The streets of Northport have come alive with music and laughter in the past 10 years — and that’s all thanks to the John W. Engeman Theater in Northport.

The Main Street theater first opened its doors in 2007 and has been providing Long Island residents with quality entertainment at an affordable price ever since.

When it comes to why theater lovers should chose the Engeman theater over a Broadway show, Director of Operations Michael DeCristofaro said the Northport venue offers an experience you could never get on Broadway.

“We don’t have the space Broadway has,” DeCristofaro said in an interview. “We don’t have wing space or fly space, so we really are able to slow these shows down and find the heart and the essence of the show. People come and see shows like they’ve never seen them before. We’re really able to get into the story of the characters.”

The theater during construction. Photo from Jessie Eppelheimer
The theater during construction. Photo from Jessie Eppelheimer

DeCristofaro said some shows like “West Side Story,” “The Producers” and the upcoming show “Memphis” stand out as really being able to accomplish just that.

“We were told by numerous patrons, ‘better than Broadway,’” he said. “People felt that seeing it in an intimate venue like this without all the distracting flash of pizzazz and set pieces moving in and out really helped them focus on the characters and have fun and get involved.”

Another aspect of the theater that may contribute to the more intimate setting is the distance from the seats to the stage. According to Jessie Eppelheimer, the operations administrator, the back seats are only about 75 feet from the stage, “which you could never get at a Broadway show,” she said in an interview.

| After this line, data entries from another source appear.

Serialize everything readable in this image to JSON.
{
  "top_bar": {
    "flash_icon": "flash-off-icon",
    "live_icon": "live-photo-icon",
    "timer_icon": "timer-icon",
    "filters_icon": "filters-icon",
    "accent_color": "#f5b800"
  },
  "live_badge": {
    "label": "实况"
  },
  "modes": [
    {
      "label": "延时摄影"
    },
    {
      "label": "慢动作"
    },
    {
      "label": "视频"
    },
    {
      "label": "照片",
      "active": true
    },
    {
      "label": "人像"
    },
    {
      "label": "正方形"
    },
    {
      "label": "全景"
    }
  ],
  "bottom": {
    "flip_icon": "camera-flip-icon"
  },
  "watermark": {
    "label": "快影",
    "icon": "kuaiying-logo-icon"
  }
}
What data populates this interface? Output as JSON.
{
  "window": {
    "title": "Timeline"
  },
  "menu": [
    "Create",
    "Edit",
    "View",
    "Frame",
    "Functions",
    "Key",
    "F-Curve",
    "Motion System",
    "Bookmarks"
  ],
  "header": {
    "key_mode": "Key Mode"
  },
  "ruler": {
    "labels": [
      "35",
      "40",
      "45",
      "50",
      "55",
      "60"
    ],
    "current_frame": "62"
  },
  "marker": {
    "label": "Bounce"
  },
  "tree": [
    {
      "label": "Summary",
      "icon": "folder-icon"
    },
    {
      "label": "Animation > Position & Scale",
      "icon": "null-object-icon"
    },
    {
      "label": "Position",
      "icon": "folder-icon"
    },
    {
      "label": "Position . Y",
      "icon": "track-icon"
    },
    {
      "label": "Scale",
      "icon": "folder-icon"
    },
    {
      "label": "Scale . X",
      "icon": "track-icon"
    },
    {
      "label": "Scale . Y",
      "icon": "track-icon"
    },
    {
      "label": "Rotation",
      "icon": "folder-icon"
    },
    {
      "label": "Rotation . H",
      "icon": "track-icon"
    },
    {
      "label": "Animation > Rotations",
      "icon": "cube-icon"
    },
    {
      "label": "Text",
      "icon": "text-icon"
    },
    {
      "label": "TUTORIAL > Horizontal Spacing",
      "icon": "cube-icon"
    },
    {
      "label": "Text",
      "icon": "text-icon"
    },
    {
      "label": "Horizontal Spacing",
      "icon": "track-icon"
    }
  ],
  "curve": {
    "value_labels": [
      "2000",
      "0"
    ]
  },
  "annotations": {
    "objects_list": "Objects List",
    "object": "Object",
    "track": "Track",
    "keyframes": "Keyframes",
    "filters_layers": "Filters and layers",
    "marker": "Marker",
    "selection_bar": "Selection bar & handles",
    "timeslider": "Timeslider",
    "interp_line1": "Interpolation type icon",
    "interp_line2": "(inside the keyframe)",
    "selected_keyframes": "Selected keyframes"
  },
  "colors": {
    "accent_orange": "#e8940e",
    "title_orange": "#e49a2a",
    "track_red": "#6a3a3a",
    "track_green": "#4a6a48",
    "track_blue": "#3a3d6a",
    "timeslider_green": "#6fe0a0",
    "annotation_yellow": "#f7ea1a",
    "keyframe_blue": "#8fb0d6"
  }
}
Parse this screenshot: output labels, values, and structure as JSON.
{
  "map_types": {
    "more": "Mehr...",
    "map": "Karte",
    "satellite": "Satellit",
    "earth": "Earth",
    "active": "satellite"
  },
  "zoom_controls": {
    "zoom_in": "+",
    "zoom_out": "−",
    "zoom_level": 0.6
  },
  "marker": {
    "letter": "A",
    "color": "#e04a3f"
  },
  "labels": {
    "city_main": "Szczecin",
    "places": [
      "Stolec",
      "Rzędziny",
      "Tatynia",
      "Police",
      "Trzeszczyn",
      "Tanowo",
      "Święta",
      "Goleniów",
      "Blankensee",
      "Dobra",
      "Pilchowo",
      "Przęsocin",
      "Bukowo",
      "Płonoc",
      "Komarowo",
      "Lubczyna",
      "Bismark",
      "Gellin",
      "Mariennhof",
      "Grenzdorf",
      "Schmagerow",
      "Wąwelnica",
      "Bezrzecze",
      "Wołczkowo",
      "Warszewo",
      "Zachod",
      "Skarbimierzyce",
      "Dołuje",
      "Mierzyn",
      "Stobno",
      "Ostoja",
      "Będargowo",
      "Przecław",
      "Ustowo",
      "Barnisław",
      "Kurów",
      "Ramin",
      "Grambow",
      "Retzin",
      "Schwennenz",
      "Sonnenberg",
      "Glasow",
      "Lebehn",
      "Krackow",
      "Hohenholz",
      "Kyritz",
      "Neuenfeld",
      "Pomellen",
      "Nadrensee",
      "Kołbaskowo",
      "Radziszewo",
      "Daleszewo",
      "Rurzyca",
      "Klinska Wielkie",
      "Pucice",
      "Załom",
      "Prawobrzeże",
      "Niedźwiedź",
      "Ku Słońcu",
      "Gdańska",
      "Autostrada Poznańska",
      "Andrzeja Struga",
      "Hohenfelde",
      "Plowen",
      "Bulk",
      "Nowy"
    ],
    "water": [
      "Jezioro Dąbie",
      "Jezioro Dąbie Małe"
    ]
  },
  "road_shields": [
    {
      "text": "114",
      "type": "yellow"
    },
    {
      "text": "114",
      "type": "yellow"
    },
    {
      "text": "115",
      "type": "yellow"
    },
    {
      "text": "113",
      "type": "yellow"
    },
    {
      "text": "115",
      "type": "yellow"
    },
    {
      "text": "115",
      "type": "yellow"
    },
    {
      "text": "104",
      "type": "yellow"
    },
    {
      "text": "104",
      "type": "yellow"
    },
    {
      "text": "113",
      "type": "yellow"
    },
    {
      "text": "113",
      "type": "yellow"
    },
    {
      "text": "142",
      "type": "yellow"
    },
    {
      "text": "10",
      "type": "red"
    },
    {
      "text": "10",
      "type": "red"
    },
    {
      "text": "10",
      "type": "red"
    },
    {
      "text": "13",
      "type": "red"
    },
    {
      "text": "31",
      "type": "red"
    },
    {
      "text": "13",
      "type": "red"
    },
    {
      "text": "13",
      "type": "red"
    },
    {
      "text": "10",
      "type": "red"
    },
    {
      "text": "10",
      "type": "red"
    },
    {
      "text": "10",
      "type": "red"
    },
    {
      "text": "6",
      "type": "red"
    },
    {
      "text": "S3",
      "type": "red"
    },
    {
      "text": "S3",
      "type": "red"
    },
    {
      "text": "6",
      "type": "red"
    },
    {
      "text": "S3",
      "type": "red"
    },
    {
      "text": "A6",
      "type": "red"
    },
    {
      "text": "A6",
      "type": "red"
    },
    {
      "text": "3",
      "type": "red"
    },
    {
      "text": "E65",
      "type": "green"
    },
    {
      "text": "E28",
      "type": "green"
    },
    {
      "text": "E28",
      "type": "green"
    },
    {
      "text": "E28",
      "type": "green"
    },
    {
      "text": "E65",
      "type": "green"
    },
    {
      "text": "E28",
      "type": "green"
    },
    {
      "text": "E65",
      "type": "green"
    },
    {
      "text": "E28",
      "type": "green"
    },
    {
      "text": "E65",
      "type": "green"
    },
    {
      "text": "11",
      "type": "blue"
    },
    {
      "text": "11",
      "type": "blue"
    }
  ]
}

But there is one crucial way in which DeCristofaro thinks his theater stands shoulder to shoulder with Broadway, and that’s in the talent.

“We have a really good amount of Broadway talent,” he said. DeCristofaro listed Eddie Mekka, a Tony-nominated actor, and Michael McGrath, a multiple Tony award-winning actor, as two actors who had lead roles in previous shows at Engeman.

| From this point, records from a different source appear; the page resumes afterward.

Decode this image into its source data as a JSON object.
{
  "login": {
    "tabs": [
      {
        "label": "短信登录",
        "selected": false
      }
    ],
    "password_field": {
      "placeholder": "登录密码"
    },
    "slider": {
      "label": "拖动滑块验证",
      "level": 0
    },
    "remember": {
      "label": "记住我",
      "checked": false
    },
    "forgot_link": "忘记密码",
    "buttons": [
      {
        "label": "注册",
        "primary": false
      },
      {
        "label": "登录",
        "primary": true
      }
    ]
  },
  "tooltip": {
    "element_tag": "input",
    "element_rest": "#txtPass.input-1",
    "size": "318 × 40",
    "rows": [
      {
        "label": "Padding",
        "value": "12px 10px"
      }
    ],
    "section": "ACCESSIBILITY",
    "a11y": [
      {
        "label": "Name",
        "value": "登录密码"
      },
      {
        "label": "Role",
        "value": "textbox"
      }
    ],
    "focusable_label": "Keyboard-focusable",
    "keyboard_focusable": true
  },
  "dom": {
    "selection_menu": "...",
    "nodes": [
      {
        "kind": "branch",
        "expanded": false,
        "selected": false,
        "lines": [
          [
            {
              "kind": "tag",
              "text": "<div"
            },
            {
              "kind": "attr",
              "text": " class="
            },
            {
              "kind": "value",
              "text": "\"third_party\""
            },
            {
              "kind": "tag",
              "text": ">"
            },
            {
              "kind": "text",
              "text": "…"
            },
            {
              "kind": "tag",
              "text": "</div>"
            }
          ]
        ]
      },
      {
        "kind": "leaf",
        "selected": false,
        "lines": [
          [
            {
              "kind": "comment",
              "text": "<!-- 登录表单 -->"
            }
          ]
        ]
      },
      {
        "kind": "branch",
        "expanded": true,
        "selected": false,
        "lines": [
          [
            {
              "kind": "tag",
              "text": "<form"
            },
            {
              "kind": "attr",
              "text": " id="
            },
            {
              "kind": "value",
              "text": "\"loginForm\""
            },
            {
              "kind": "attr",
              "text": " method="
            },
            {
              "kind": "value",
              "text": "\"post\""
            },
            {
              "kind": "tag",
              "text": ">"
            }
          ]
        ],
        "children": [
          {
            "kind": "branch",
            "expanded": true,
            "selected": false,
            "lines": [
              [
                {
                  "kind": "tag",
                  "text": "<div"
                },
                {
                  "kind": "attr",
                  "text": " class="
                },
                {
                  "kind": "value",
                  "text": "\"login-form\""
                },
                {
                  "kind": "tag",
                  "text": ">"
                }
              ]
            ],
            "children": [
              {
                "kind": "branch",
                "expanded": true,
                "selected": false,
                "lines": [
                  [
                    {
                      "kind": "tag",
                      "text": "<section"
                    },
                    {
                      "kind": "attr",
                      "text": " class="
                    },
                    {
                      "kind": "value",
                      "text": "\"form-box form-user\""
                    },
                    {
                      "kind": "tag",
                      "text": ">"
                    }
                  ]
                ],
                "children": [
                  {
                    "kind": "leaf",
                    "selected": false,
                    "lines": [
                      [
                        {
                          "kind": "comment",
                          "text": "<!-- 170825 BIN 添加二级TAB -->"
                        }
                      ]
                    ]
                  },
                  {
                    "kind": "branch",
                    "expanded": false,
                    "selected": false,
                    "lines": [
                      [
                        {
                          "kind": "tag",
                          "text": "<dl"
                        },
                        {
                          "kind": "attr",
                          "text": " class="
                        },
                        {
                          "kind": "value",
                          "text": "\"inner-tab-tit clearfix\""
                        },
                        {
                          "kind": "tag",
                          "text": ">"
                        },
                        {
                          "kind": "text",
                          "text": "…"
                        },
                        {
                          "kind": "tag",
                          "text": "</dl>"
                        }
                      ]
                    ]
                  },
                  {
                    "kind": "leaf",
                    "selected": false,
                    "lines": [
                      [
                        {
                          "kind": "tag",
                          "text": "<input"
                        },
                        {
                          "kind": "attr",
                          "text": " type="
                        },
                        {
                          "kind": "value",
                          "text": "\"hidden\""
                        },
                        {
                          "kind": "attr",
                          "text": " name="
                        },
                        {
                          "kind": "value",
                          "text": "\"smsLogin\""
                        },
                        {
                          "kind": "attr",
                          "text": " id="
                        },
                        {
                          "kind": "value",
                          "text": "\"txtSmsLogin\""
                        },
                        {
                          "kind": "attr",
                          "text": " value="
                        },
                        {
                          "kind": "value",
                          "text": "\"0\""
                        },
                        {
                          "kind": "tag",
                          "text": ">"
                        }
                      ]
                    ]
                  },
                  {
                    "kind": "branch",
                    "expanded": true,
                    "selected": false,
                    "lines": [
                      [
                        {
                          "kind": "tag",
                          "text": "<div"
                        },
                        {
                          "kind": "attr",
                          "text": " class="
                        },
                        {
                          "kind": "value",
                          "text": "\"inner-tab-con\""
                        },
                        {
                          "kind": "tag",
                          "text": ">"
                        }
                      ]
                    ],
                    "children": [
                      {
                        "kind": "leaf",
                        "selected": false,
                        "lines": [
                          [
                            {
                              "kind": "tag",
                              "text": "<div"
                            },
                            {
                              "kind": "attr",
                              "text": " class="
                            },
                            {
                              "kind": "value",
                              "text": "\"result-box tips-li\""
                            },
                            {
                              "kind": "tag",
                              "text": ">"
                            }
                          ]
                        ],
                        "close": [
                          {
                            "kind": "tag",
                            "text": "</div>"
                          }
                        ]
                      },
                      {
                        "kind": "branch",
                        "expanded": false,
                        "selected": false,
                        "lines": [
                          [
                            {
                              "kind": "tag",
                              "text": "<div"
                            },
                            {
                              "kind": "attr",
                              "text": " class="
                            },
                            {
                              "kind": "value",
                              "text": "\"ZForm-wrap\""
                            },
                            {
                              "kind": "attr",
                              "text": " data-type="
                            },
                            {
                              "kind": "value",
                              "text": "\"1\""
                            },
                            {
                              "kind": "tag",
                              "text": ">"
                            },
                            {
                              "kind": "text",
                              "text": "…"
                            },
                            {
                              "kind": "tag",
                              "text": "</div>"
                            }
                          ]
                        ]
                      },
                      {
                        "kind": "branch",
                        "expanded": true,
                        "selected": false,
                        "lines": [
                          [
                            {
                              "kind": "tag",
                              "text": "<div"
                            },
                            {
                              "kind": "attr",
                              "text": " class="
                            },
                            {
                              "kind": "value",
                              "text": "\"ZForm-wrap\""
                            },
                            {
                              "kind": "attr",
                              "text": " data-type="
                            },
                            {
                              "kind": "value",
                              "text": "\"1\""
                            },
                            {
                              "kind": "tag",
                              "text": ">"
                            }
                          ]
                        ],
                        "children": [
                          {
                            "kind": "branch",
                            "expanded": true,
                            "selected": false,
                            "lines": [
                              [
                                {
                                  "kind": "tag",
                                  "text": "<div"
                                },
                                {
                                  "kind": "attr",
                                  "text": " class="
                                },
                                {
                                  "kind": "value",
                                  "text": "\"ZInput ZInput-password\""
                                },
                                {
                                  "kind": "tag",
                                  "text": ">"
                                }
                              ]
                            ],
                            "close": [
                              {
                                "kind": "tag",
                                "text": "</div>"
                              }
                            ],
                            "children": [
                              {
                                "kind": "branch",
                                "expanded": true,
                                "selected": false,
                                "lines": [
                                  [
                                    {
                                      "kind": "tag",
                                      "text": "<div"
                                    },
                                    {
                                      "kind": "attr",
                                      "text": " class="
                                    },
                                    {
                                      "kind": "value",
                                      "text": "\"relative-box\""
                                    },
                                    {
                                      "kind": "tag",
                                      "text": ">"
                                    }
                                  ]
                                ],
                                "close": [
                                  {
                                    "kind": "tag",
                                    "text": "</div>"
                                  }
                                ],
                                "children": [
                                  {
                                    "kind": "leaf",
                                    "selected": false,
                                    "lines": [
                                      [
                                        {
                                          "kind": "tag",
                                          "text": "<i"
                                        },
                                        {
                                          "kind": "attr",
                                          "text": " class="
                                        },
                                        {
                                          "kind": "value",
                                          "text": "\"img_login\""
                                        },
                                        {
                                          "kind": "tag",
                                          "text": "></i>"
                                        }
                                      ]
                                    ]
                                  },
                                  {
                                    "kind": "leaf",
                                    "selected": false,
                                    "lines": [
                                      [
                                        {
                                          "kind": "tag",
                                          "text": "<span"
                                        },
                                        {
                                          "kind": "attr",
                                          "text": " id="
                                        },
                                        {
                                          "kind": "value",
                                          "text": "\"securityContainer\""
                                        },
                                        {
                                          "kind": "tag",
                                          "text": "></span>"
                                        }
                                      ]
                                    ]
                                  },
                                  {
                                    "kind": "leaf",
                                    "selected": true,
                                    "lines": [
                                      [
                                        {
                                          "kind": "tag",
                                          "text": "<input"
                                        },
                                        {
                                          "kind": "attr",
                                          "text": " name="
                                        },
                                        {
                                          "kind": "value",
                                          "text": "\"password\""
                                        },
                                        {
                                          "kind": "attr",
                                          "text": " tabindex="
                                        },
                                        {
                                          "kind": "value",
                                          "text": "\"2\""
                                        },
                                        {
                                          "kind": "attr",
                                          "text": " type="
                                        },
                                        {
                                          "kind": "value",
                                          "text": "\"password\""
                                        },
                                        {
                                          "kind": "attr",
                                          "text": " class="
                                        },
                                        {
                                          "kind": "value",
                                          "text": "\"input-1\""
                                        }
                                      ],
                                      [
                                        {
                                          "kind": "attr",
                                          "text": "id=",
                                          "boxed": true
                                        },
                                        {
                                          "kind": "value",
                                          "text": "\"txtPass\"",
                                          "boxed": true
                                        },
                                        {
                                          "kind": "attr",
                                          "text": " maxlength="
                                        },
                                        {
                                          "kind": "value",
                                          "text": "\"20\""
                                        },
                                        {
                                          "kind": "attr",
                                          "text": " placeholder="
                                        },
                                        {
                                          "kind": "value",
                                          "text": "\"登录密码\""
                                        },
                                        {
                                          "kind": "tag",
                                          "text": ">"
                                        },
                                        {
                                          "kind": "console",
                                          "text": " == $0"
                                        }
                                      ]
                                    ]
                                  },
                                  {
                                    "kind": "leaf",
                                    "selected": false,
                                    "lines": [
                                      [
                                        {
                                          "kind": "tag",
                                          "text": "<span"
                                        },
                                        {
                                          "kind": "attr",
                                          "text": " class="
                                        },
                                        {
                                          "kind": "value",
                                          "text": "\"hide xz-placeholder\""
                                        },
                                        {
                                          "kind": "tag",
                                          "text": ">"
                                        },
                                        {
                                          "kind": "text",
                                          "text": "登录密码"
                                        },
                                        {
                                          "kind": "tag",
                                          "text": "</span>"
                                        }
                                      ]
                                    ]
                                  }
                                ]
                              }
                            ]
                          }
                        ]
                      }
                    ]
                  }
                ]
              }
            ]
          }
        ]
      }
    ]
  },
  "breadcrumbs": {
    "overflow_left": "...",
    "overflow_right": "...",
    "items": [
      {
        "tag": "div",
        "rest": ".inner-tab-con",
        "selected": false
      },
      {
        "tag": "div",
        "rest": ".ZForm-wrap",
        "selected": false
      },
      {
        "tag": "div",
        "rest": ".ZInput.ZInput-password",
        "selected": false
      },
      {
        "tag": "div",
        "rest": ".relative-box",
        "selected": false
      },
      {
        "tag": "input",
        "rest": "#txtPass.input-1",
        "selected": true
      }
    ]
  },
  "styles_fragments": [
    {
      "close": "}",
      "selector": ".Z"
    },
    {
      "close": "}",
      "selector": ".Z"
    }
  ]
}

“If our alumni are not on Broadway, they’re in a national touring production,” DeCristofaro said. “We get some really incredible top-notch talent and it’s great for the local community to try and see that top notch talent here in Northport for half of the price they’d paid on Broadway.”

But it wasn’t always that way.

What is now a year-round full equity theater, producing multiple shows a year, was once just a small village movie house.

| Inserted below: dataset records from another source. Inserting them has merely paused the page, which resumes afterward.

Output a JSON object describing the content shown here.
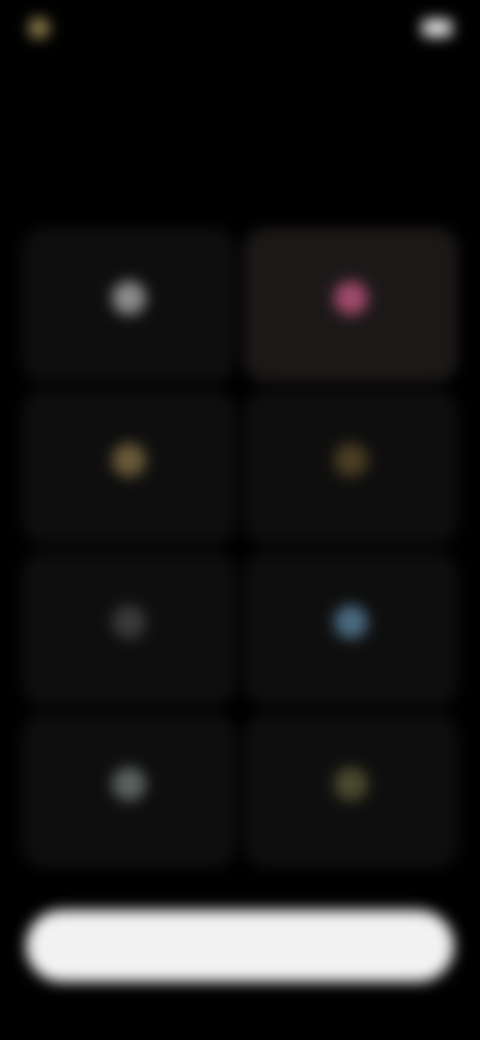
{
  "status_bar": {
    "time": "",
    "icons": ""
  },
  "header": {
    "back_label": "",
    "title": ""
  },
  "options": [
    {
      "label": "",
      "icon": "white-circle-icon",
      "icon_color": "#8c8c8c",
      "selected": false
    },
    {
      "label": "",
      "icon": "pink-circle-icon",
      "icon_color": "#a04a6a",
      "selected": true
    },
    {
      "label": "",
      "icon": "beige-circle-icon",
      "icon_color": "#6a5a3a",
      "selected": false
    },
    {
      "label": "",
      "icon": "small-gold-icon",
      "icon_color": "#4a3e22",
      "selected": false
    },
    {
      "label": "",
      "icon": "gray-circle-icon",
      "icon_color": "#3a3a3a",
      "selected": false
    },
    {
      "label": "",
      "icon": "blue-circle-icon",
      "icon_color": "#4a6a80",
      "selected": false
    },
    {
      "label": "",
      "icon": "gray-green-circle-icon",
      "icon_color": "#5a6460",
      "selected": false
    },
    {
      "label": "",
      "icon": "olive-circle-icon",
      "icon_color": "#4a4a30",
      "selected": false
    }
  ],
  "continue_button": {
    "label": ""
  },
  "colors": {
    "background": "#000000",
    "tile_background": "#0e0e0e",
    "selected_tile_background": "#1c1818",
    "button_background": "#f2f2f2"
  }
}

Originally built in 1912, silent movies used to play at the theater for 50 cents a person. In 1913, the Northport trolley helped make night shows a possibility, and by 1930, talking films came to the village. But two years later, the theater was struck with a fire that completely destroyed the establishment, forcing it to close its doors.

The new theater opened in November 1932 with 754 seats and was positioned directly next door to where the original one had stood. “Sherlock Holmes,” starring Clive Brook and Ernest Torrence, was first to be shown.

According to Eppelheimer, many of the original aspects of the 1930 theater still stand today, including the entire lobby, walls in the theater room and some of the lighting.

“People were attached to [the original design] and they tried to keep it as familiar as possible when they reopened,” she said.

In 2007, Huntington residents Kevin O’Neill and his wife Patti, owners of the theater, welcomed audiences to see real-time plays for the first time, and residents from all over Long Island have been filling in the seats ever since. The theater was named in tribute to O’Neill’s brother, Chief Warrant Officer Four John William Engeman, who was killed in Iraq in May 2006.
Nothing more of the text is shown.